Man Left in the Dark after 20-Year-Old Charge in Light Bill
BROWNSVILLE – A 20-year-old charge in a light bill has left a Brownsville man in the dark.
He says the utility company claims he owes them money.
Resident Fred Martinez's typical light bill ranges from about $200 to $250. But recently, he noticed there was an added past due amount of $270.
At first, he didn't think much of it, he said, but when he was notified his light was set to be disconnected, he was confused.
"They had discovered that I owed something from 20 years ago," Martinez said.
The Brownsville Public Utilities Board is charging him from an account under his wife's name from 1998, he said.
He admits they lived at the apartments where the balance is from but can't recall if that bill was paid or not.
He said BPUB doesn't have proof that he didn't pay and should forgive the balance.
"Like I told the lady, ‘If you and I were in a court of law, you wouldn't be right and I wouldn't be wrong,’" Martinez said. "The computer is saying I owe it but because I can't dispute it 20 years later, I don't have a remedy? This should be done away with."

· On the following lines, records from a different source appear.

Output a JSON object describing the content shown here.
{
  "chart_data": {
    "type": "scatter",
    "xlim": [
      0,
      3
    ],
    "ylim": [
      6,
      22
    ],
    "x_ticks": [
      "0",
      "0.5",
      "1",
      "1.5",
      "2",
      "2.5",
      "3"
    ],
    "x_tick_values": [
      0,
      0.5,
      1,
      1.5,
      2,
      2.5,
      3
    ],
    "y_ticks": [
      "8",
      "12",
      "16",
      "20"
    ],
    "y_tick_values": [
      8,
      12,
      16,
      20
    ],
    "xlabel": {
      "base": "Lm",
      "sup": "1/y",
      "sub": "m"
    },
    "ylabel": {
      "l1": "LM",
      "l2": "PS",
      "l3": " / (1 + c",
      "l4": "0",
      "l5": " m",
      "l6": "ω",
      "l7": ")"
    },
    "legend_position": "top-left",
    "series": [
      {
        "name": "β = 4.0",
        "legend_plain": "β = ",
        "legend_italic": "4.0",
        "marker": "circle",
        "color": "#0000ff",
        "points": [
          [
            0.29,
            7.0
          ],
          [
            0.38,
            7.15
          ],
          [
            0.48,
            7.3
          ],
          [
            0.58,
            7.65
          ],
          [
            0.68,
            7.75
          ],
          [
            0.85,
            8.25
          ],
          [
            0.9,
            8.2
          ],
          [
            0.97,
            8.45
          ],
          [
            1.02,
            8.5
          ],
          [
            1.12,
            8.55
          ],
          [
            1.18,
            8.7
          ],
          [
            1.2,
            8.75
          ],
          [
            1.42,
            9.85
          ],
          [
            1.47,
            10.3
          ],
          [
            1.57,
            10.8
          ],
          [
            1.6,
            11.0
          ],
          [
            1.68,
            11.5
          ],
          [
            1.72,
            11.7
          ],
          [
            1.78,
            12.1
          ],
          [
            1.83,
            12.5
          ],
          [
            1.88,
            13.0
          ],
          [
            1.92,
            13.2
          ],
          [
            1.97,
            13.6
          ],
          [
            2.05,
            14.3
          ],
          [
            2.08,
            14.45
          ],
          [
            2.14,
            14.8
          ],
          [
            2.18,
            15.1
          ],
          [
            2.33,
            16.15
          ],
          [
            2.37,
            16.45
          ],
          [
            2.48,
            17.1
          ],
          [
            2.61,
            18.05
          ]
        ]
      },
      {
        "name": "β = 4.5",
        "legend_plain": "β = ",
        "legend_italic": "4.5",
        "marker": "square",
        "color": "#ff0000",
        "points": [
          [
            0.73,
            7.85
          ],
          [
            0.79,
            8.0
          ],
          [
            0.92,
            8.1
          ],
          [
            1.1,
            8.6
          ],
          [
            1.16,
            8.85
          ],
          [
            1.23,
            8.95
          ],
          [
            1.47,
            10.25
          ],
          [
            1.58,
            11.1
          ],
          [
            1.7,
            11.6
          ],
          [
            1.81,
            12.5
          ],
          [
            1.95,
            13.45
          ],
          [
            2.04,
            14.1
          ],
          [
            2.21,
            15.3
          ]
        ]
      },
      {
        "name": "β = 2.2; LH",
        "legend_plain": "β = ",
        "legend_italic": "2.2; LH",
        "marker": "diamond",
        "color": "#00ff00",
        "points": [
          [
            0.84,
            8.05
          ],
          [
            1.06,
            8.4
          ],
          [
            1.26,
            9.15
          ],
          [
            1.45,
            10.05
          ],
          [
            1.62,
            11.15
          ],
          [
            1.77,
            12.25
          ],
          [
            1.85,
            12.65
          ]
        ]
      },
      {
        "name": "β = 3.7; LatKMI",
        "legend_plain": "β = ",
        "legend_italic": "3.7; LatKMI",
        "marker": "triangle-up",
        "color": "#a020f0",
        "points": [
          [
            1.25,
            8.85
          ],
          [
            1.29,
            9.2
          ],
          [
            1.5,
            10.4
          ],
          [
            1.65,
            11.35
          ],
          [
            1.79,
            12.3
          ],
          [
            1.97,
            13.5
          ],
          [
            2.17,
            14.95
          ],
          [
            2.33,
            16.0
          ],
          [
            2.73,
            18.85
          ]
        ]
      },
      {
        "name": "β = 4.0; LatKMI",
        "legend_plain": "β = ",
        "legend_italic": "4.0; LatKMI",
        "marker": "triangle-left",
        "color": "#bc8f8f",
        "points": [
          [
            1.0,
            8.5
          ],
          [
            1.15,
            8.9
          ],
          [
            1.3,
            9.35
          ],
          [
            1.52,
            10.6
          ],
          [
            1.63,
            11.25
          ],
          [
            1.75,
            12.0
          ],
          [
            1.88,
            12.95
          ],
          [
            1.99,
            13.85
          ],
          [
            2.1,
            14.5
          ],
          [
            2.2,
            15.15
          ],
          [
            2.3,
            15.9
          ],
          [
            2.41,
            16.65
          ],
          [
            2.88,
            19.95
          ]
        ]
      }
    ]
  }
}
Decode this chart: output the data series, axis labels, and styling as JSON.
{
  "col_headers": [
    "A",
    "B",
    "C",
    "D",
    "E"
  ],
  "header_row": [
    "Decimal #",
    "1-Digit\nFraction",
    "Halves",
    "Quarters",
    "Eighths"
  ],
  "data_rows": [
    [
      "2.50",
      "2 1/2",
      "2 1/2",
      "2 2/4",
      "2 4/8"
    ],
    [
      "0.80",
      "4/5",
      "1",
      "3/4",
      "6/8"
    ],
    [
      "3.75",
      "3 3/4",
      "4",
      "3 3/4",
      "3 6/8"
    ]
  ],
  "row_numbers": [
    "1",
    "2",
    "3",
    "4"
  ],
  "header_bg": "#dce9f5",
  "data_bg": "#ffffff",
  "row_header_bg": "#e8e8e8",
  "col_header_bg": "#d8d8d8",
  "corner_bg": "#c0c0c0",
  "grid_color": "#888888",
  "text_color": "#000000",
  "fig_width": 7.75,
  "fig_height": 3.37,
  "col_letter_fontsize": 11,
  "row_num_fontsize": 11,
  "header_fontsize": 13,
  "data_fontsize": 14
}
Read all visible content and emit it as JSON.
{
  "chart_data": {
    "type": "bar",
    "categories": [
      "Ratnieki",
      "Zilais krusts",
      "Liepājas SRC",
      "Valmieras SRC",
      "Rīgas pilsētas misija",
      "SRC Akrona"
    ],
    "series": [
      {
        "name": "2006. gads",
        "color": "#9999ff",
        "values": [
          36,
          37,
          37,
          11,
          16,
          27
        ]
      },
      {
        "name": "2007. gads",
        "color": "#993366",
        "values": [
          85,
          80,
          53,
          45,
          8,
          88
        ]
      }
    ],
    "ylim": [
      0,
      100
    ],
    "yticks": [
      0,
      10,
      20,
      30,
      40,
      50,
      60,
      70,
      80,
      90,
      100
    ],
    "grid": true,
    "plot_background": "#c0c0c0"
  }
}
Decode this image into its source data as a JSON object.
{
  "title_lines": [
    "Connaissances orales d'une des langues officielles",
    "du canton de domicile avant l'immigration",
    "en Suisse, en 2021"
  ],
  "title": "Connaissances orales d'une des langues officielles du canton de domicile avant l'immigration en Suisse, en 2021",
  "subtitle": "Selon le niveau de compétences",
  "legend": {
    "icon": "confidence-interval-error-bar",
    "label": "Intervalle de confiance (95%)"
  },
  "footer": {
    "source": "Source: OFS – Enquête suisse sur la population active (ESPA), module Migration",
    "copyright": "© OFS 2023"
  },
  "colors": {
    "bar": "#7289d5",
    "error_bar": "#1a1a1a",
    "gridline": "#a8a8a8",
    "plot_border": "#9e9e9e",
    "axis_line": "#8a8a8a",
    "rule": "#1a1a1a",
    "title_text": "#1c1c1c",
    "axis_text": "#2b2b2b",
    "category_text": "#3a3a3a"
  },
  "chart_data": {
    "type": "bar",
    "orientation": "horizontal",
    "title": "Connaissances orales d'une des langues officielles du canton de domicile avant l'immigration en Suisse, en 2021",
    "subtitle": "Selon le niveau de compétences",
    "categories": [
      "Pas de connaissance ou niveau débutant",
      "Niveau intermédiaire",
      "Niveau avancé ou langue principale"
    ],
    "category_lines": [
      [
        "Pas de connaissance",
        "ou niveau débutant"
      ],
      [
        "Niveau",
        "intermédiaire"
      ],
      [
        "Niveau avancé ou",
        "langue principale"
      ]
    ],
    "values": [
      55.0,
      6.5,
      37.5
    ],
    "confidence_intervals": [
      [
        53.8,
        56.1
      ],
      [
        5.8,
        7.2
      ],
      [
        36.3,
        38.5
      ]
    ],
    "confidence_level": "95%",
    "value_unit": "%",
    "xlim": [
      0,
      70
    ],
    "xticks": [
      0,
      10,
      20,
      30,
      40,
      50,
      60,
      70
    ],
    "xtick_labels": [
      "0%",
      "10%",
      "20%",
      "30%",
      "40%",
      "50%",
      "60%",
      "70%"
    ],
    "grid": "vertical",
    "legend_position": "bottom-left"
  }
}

BPUB Spokesman Ryan Greenfeld said as per city ordinance, debts owed to BPUB cannot be forgiven no matter how much time has passed.
Greenfeld couldn't speak specifically about this case but said when more than one adult is listed on an apartment lease, all adults on there are responsible for any debts owed to BPUB.
He said if someone owes BPUB, they will not be able to get services at a different residence until the debt is paid.
Greenfeld adds the light company is always willing to work with customers and arrange payment plans. However, the debt has to be paid, he said.
If it's not, the customer's services will be disconnected.
Just as CHANNEL 5 NEWS left Martinez's residence, a BPUB worker arrived to re-connect the light.
Greenfeld said reconnection only happens when a customer pays the outstanding balance or makes payment arrangements.
Martinez said he hopes that Brownsville residents can soon have more than one option for an electricity provider.
"Ninety percent of the Valley can shop around for their electricity rates prices, we can't," he said.